Wongnai founder and CEO Yod Chinsupakul
Son Ji-hyoung/ The Investor
Established in 2010, Wongnai, which means “insider” in Thai, operates an app that’s similar to Yelp in the US. It provides information and reviews of restaurants and facilities in Thailand.
“I went to the US to study for my MBA. During that time I started a startup there, but failed,” Chinsupaku said. “At the time I got a feeling that I could do better in Thailand because the market is less competitive. And also in Bangkok, I had a team to work with.”
Another reason he chose to run his own business was because he had to fund the student loans he spent on his degree.
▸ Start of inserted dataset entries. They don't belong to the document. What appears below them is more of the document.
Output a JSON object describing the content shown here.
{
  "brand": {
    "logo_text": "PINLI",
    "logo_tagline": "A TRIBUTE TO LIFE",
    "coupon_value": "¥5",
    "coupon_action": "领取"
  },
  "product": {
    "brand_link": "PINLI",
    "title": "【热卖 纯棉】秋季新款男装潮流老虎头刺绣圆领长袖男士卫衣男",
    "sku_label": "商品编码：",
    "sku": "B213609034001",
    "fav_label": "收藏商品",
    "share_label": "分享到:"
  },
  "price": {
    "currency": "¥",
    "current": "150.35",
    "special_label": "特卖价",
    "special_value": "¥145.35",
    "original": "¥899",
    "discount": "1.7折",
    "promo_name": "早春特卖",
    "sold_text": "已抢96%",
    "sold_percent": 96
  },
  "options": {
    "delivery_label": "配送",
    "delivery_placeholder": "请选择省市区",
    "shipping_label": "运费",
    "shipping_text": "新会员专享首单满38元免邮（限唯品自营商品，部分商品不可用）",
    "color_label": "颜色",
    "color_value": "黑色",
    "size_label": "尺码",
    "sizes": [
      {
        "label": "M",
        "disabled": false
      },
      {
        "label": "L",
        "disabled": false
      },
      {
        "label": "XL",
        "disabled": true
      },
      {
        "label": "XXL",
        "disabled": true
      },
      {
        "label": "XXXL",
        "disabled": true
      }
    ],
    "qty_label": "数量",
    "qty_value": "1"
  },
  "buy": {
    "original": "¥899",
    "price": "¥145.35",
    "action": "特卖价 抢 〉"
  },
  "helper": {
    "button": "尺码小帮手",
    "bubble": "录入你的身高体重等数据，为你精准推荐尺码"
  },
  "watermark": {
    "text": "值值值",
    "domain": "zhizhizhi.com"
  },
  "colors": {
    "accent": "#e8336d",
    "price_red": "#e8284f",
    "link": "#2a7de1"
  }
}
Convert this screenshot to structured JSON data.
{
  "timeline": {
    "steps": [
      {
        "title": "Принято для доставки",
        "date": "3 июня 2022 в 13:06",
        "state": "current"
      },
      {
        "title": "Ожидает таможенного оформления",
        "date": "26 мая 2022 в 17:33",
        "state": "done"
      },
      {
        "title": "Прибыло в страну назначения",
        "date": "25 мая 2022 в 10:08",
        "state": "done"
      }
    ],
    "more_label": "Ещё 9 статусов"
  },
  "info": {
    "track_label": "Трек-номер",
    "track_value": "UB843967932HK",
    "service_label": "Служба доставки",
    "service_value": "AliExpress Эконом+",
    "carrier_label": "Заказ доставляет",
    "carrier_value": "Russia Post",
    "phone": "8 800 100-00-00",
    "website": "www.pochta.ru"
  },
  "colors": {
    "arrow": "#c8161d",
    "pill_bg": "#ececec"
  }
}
Despite the optimism, the first few years were difficult. There weren’t enough users and it was hard finding investors. “The startup ecosystem started to change around 2012. There were some VCs coming from Japan, China, and Singapore,” he said. “Also, people started to use smartphones around 2012-13, changing from Blackberry to iPhone. So we started to grow exponentially”
The startup currently has up to 10 million reviews and photos. On a monthly basis, Wongnai has about 900 million users. Chisupakul didn’t disclose the sales numbers, but said annually it’s been growing at over 50 percent. “Our main source of revenue is ads from restaurants, spa salons hotel and even global brands like Pepsi,” he added.
Last year, Wongnai launched an app called “Wongnai POS,” which connects restaurant owners with users and makes food delivery possible. The system also connects with Line Man, a delivery service provided by popular mobile messenger Line.
Unlike most startups that are eager to go global, Chinsupakul emphasized that he will mainly focus on Thailand.
“There are a lot of competitors outside of Thailand, (and when we go abroad) we are not bringing any new value to them. Every country already has its own food review app,” he said. “Stealing some market share from them is just a zero-sum game.” He also added that there is still a lot to do in the country.
In Thailand, he believes that his competitors are big global tech companies. “At the moment, we don’t have any direct competitors (who have similar business models). We used to have firms like Open Rice, but over the years, the market has dissipated,” he said.
“Companies like Google Maps, Facebook and Instagram are real rivals now because people search restaurants, local information as well as reviews.”
Despite having these big conglomerates in the market, the CEO believes that Wongnai has strong competitiveness. “To be honest, being local is something that we are very proud of. We can provide deeper and more local information,” he said. “Obviously, Google Maps has better tech teams and better platforms. But we can compete with our local contents through the relationship that we have built with people and restaurant owners here.”
This article is the result of collaboration between the Korea Herald and Antara, sponsored by the Korea Press Foundation.